LINDA O. MCMURRY
The lynchings of Thomas Moss, Calvin McDowell, and Will Stewart in March 1892 were not significant for their rarity--that year at least 158 other African Americans were killed by angry mobs for alleged offenses against white society. The location of the lynchings in Memphis, Tennessee, was also not remarkable; seventeen other black Tennesseans were lynched that year and forty-six African Americans had been killed in an 1866 race riot in Memphis. The three deaths assumed a special importance mostly because of their impact on the young journalist, Ida B. Wells. She knew all three men and was godmother to Moss's daughter. Outraged by the murder of her friends, Wells mobilized her considerable talents and energies to battle the evil of mob violence. Thus began the perfect marriage of an individual and a cause.
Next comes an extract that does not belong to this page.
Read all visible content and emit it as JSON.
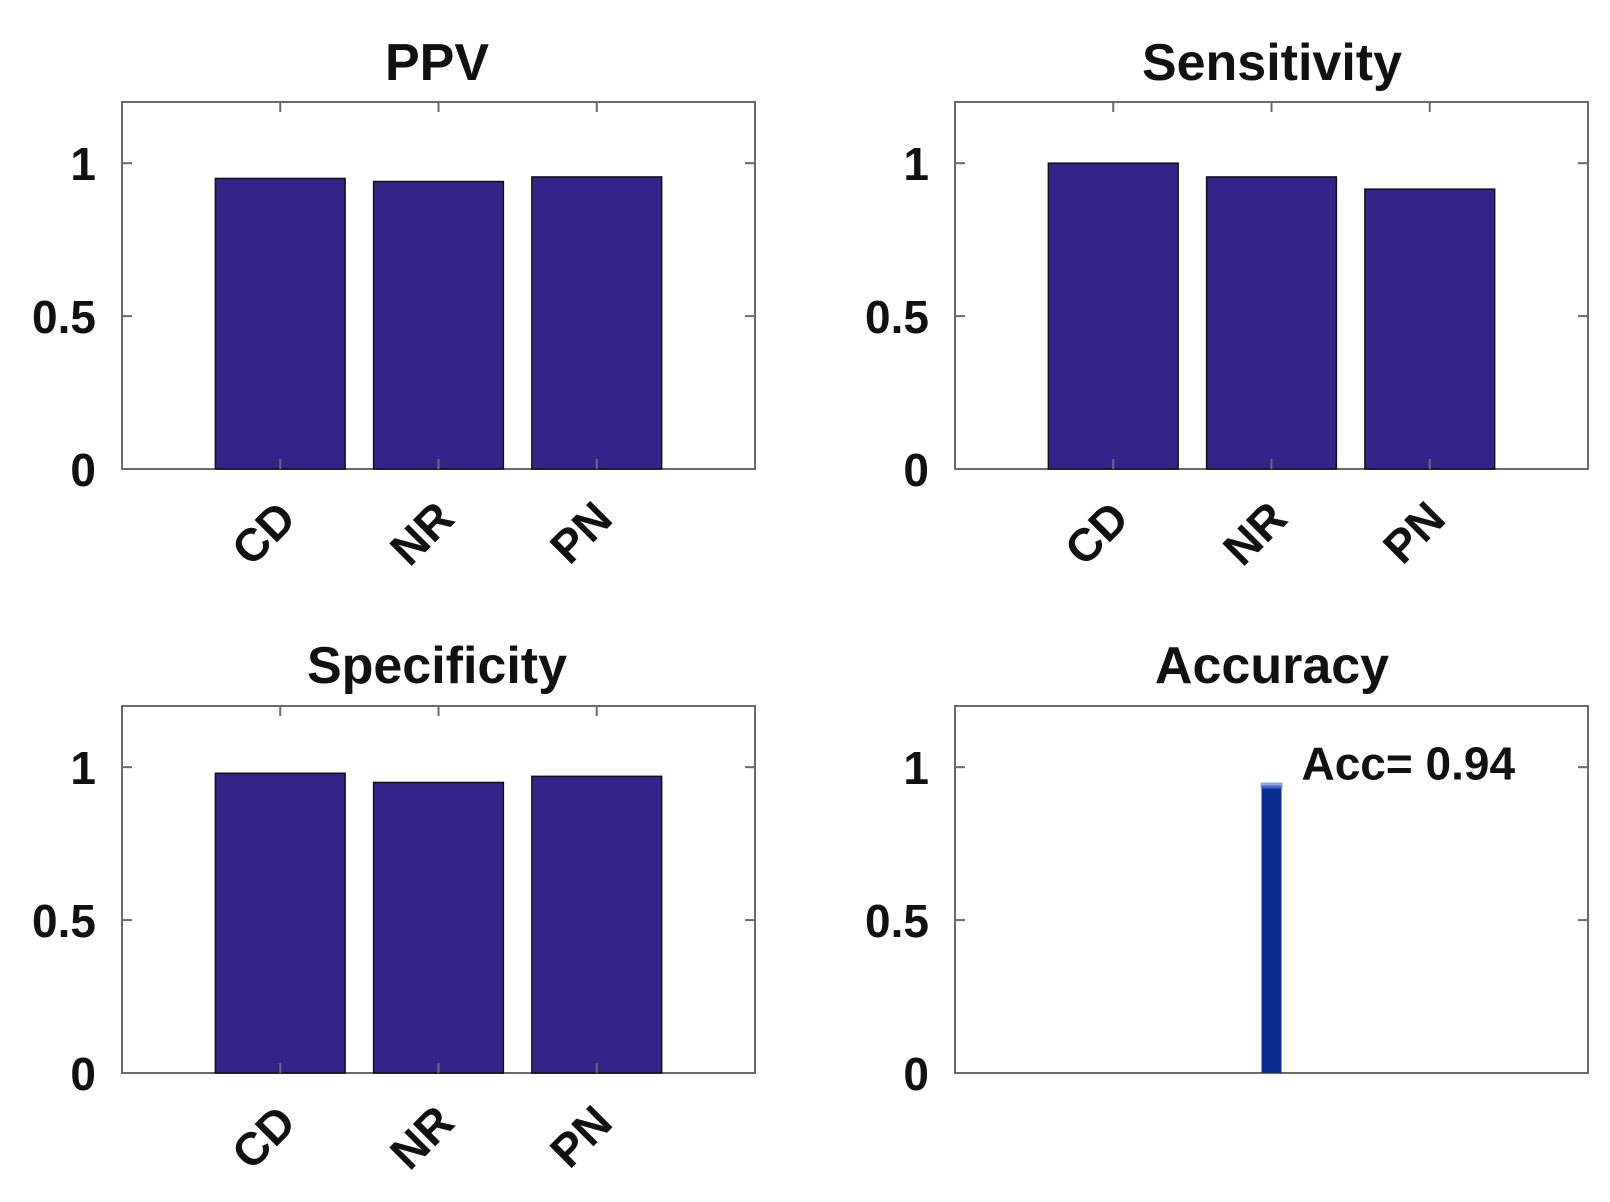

Born to slave parents on 16 July 1862, in Holly Springs, Mississippi, Wells was the eldest of seven children. In 1878 her parents, James Wells and Lizzie Bell, and one sibling died in a yellow fever epidemic. Wells returned from Shaw (later Rust) University and rejected plans to divide the remaining children among friends and relatives. Instead, at the age of sixteen, she assumed responsibility for her brothers and sisters and became head of the household. She began teaching and eventually moved to Memphis, where she participated in the rich cultural life of the black elite. There she might have led a conventional life but for her temperament and a series of events.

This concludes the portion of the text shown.